滋賀県では故人の額に剃刀をあてる?
滋賀県の葬式ではある儀式があります。それは、故人の額にお坊さんが剃刀をあてるといった珍しい儀式です。何故故人の額に剃刀をあてる儀式を行うのか?それは「おかみそり」と言われる「浄土真宗」の風習であり、仏・法・僧の三宝に生きている人間が帰依して仏弟子になるといった意味がある儀式で、剃るフリをするだけで実際に剃るのではありません。そして葬式で行われる儀式の「おかみそり」も同様で頭を剃るのではなく、刃先が丸まっている剃刀で軽く頭を撫でるだけですから、遺体に傷がつく心配は無用です。
滋賀の香典は葬式が済んでから?
滋賀県の郡部といった一部の地域では、隣組等である近隣の住民が参列する際、通常は葬式が始まる前に受付で香典を渡すのが一般的となっていますが、滋賀の一部地域だと、葬式が済んでから香典を渡すようになっています。この風習は、初七日、葬儀、告別式が済んだ次の日、会食に招かれた時香典を持ってくることを「こうぎ」と言います。郡部以外の地域、近隣住民でない一般参列者は他の県や地域と同様、葬儀が始まる前、会場の受付で香典を渡します。
出棺する時、玄関以外の場所から?
滋賀県での出棺については、自宅葬を行う場合は玄関でなく、そこ以外から棺を出すのです。例えば、縁側がある家の場合は縁側から、他には窓から棺を運んで出すなど驚きの運び方があります。他のところからすれば吃驚でしょうが、何故玄関以外から、かえって運びにくそうなところから出棺するのかは理由があります。玄関というのは人が出入りするところですから、死者の魂がそこを出入りしないようにといった意味が込められている為、玄関以外の場所から出棺しているのです。縁側や窓は出入りする場所ではない為、縁側や窓から出棺すれば、魂がそこから出ても家の中に戻ってこれないと考えられています。
京都府では棺に人形を入れる風習がある?
友引に葬儀を行わない地域は全国各地でありますが、その土地の決まり事というより、火葬場が休みである為、友引の日に葬儀が出来ないということになります。ですが京都府では友引の日でも火葬場が休みでないので、友引の日でも葬儀・告別式を行うことが可能です。
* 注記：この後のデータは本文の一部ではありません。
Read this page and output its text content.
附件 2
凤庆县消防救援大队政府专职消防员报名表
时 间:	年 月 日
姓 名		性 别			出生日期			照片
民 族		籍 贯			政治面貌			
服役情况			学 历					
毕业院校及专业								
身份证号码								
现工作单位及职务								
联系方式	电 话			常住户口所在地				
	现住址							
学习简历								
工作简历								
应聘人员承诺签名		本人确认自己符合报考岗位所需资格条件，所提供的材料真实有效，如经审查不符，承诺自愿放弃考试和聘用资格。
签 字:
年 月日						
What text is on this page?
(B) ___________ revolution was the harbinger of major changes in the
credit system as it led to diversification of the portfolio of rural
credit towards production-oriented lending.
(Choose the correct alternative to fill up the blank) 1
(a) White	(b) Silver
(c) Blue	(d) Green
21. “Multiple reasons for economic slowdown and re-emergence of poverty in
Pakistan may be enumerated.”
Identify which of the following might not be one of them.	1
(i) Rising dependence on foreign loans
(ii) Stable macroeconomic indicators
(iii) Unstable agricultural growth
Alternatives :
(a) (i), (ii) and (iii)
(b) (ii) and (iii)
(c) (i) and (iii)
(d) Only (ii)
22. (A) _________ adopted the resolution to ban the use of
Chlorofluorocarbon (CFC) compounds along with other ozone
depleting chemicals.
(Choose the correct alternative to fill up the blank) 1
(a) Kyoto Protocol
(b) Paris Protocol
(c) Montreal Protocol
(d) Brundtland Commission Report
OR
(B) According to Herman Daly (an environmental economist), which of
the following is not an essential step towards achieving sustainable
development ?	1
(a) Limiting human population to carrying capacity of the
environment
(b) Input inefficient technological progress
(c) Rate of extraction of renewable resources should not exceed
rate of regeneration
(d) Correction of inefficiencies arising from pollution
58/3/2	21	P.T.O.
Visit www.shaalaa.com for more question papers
本来、友引は六曜の中でも縁起の悪い日ではなかったのですが、本来の友引の意味とされる「勝負なし 共に退く」を、「死者が生きてる者を連れて行ってしまう為、死者が増えてしまう」の意味に変わってしまうとされたいわば迷信です。つまり語呂合わせですが、迷信とわかっていても、意味を知っている人からしたら、気分がいいものではないので、友引の日に葬儀を行える京都府でも、多くの地域で「友人形」という人間の身代わりとされる人形を棺に入れる風習が行われているのです。ちなみに「友人形」は「供人形」とも書きます。
供花には樒を使っている
通常、葬式で「供花」と言われる花を故人の元にお供えします。お供えする際、使われるのは菊が多く、使用される花のイメージも菊なのですが、京都の方では京都市よりも南の地域では、供花に菊ではなく「樒(しきみ)」を使用するのです。樒は日本に古い時代から生えていた常緑樹であり、また、香りが強い植物といえる特徴を持っています。それから樒の実には猛毒が含まれているので、動物に荒らされないように墓地にも樒を植えていたとされています。
そんな毒のある樒を何故供花として使用するのか?それは、故人に邪気が寄らないように魔除けの役割があるといった意味が込められているのです。
香典袋に黄白の水引をかけている
香典袋の水引は一般的には白と黒を使用するのですが、京都では多くの地域で黄色・白の水引を使用しています。黄白の水引を使用するのは関西圏のみの風習であり、水引で黒を使用するのは、宮中で使われた「玉虫色」に似ていることによって紛らわしいこと、黄色が喪を表す色であることから由来しているとも考えられています。
兵庫県の風習について
兵庫県の播磨地方の一部でも、出棺する際に故人の近親者で、故人の魂が家に戻らず、あの世へ行けるよう棺を三度回す「三度回し」「棺回し」と、そう呼ばれる風習があります。棺を三度ぐるぐると回して出棺する際、故人が愛用していた茶碗を割るといった風習がありますが、川西市の方では茶碗を割ることは女性の仕事となっています。
兵庫の供花について
兵庫県でもお供えの花に「樒」を使うところがあり、樒は「香花(こうげ)」とも呼ばれています。樒で抹香を作ったりすることもあり、昔の時代には死臭を防ぐ為樒が使われていました。毒を持っている樒ですが、邪気がこない為の魔除けの意味があります。神戸市の近郊だと火葬を始める前、水に樒を浸して棺にその滴をかける風習も未だに残されています。